Unter der Woche hatte der 50-Jährige sich bereits einen Eindruck von den starken Stuttgartern verschafft, als diese Borussia Dortmund überlegen aus dem Pokal geworfen hatten. Mit der Mannschaft von Trainer Sebastian Hoeneß wird sich Tuchel demnächst noch intensiver beschäftigen. Nach dem Spiel gegen Frankfurt erwarten die Münchner den VfB am vorletzten Spieltag dieses Jahres in eigener Arena. Leverkusen und Stuttgart imponieren Tuchel dieser Tage. „Sehr sauber, sehr stabil, auf sehr hohem Niveau“, so beschreibt er die direkten Konkurrenten im Ringen um den Titel.

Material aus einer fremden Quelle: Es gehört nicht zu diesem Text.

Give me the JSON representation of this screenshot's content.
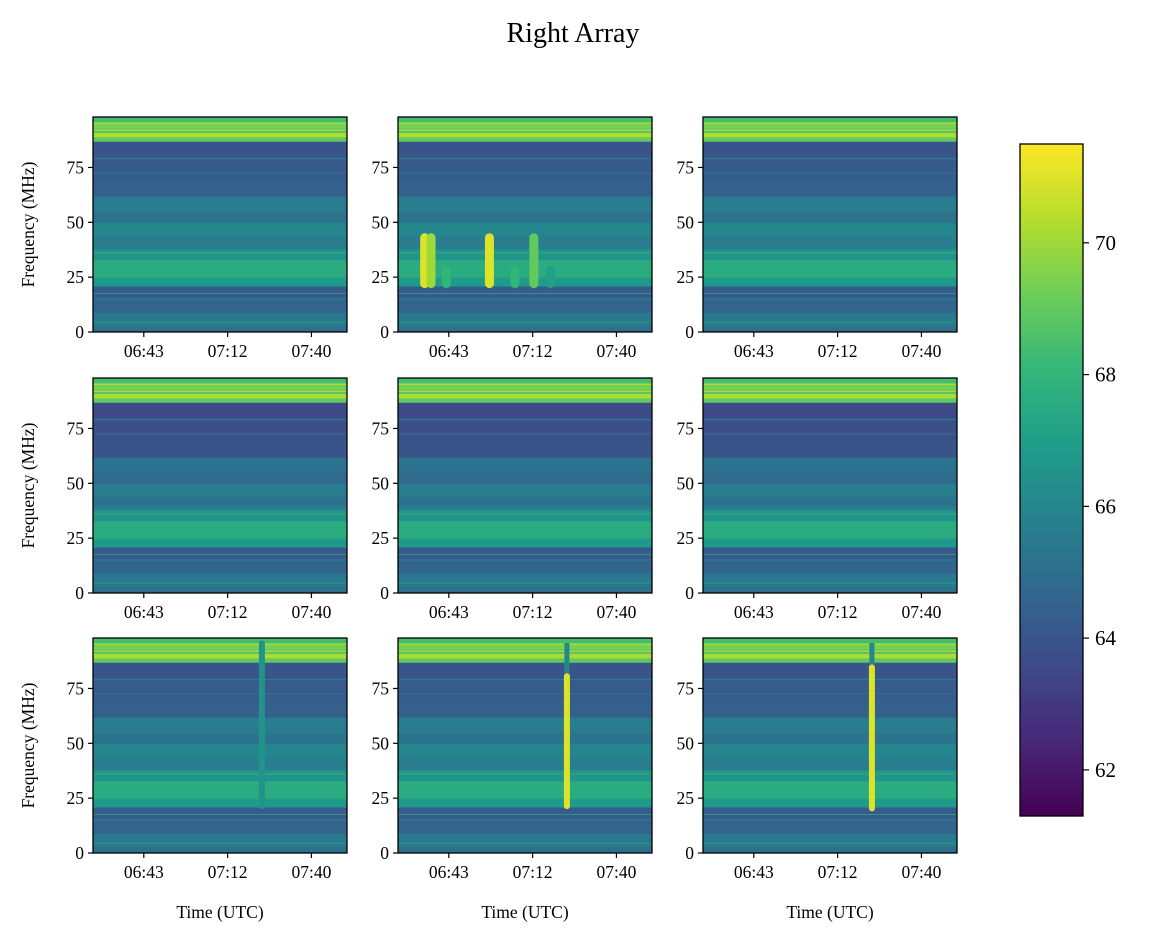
{
  "figure": {
    "title": "Right Array"
  },
  "colormap": {
    "name": "viridis",
    "stops": [
      "#440154",
      "#482878",
      "#3e4a89",
      "#31688e",
      "#26828e",
      "#1f9e89",
      "#35b779",
      "#6ece58",
      "#b5de2b",
      "#fde725"
    ]
  },
  "chart_data": {
    "type": "heatmap",
    "layout": "3x3 grid of spectrograms",
    "x_ticks": [
      "06:43",
      "07:12",
      "07:40"
    ],
    "y_ticks": [
      "0",
      "25",
      "50",
      "75"
    ],
    "ylabel": "Frequency (MHz)",
    "xlabel": "Time (UTC)",
    "y_range": [
      0,
      98
    ],
    "colorbar": {
      "range": [
        61.3,
        71.5
      ],
      "ticks": [
        "62",
        "64",
        "66",
        "68",
        "70"
      ]
    },
    "panels": [
      {
        "row": 0,
        "col": 0,
        "events": []
      },
      {
        "row": 0,
        "col": 1,
        "events": [
          {
            "type": "vertical_burst",
            "time_frac": 0.105,
            "freq_range": [
              20,
              45
            ],
            "level": 71
          },
          {
            "type": "vertical_burst",
            "time_frac": 0.13,
            "freq_range": [
              20,
              45
            ],
            "level": 70
          },
          {
            "type": "vertical_burst",
            "time_frac": 0.19,
            "freq_range": [
              20,
              30
            ],
            "level": 68
          },
          {
            "type": "vertical_burst",
            "time_frac": 0.36,
            "freq_range": [
              20,
              45
            ],
            "level": 71
          },
          {
            "type": "vertical_burst",
            "time_frac": 0.46,
            "freq_range": [
              20,
              30
            ],
            "level": 68
          },
          {
            "type": "vertical_burst",
            "time_frac": 0.535,
            "freq_range": [
              20,
              45
            ],
            "level": 69
          },
          {
            "type": "vertical_burst",
            "time_frac": 0.6,
            "freq_range": [
              20,
              30
            ],
            "level": 67
          }
        ]
      },
      {
        "row": 0,
        "col": 2,
        "events": []
      },
      {
        "row": 1,
        "col": 0,
        "events": []
      },
      {
        "row": 1,
        "col": 1,
        "events": []
      },
      {
        "row": 1,
        "col": 2,
        "events": []
      },
      {
        "row": 2,
        "col": 0,
        "events": [
          {
            "type": "vertical_line",
            "time_frac": 0.665,
            "freq_range": [
              20,
              97
            ],
            "level": 66.5
          }
        ]
      },
      {
        "row": 2,
        "col": 1,
        "events": [
          {
            "type": "vertical_line",
            "time_frac": 0.665,
            "freq_range": [
              20,
              82
            ],
            "level": 71
          }
        ]
      },
      {
        "row": 2,
        "col": 2,
        "events": [
          {
            "type": "vertical_line",
            "time_frac": 0.665,
            "freq_range": [
              19,
              86
            ],
            "level": 71
          }
        ]
      }
    ]
  }
}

Frankfurt verzeichnete zuletzt eine Reihe von Niederlagen
Attribute, die auf Eintracht Frankfurt eher weniger zutreffen. Auf die Niederlage in Augsburg ließ die Mannschaft von Trainer Dino Toppmöller das Aus im DFB-Pokal folgen. Viermal in Folge haben die Frankfurter nun wettbewerbsübergreifend verloren. Die Frankfurter machten jüngst Erfahrungen, die den Bayern zuvor widerfuhren. Drittligist 1. FC Saarbrücken warf erneut einen Favoriten aus dem Pokal. Tuchel macht, was ein Trainer in solchen Situationen gerne macht: redet den Gegner stark, damit seine Spieler sich nicht in Sicherheit wiegen. Stichwort Spannungsabfall. Die Leistung der Frankfurter stehe in keinem Verhältnis zu den Resultaten, gab Tuchel daher zu bedenken. Das hätten die Analysen ergeben. „Was wir sehen, passt nicht zu den letzten Ergebnissen.“
Toppmöller trifft erstmals als Cheftrainer auf die Münchner, bei denen er zuvor unter Julian Nagelsmann als Co-Trainer agierte. Die Spieler sind bei den Bayern weitestgehend die gleichen. Den Münchnern mag nach dem Spielausfall der Rhythmus fehlen, für den körperlichen Zustand der Stars war die längere Unterbrechung indes zuträglich. Matthijs de Ligt und Bouna Sarr fallen aus, zurück im Kader ist hingegen Jamal Musiala. Der Offensivspieler war länger verletzt ausgefallen, ist nun aber genesen. Noch nicht entschieden sei, ob der Nationalspieler von Beginn an oder als Einwechselspieler mitwirken soll. Tuchel stellte aber klar, dass die komplette Spielzeit für Musiala nicht infrage käme.
Auf jeden Fall in der Startelf stehen wird Harry Kane, der im sechsten Spiel hintereinander treffen und damit einen weiteren Bestwert in seiner Karriere aufstellen könnte. Der 30-jährige Engländer giert nach Toren, einen Winterschlaf hält er bestimmt nicht ab.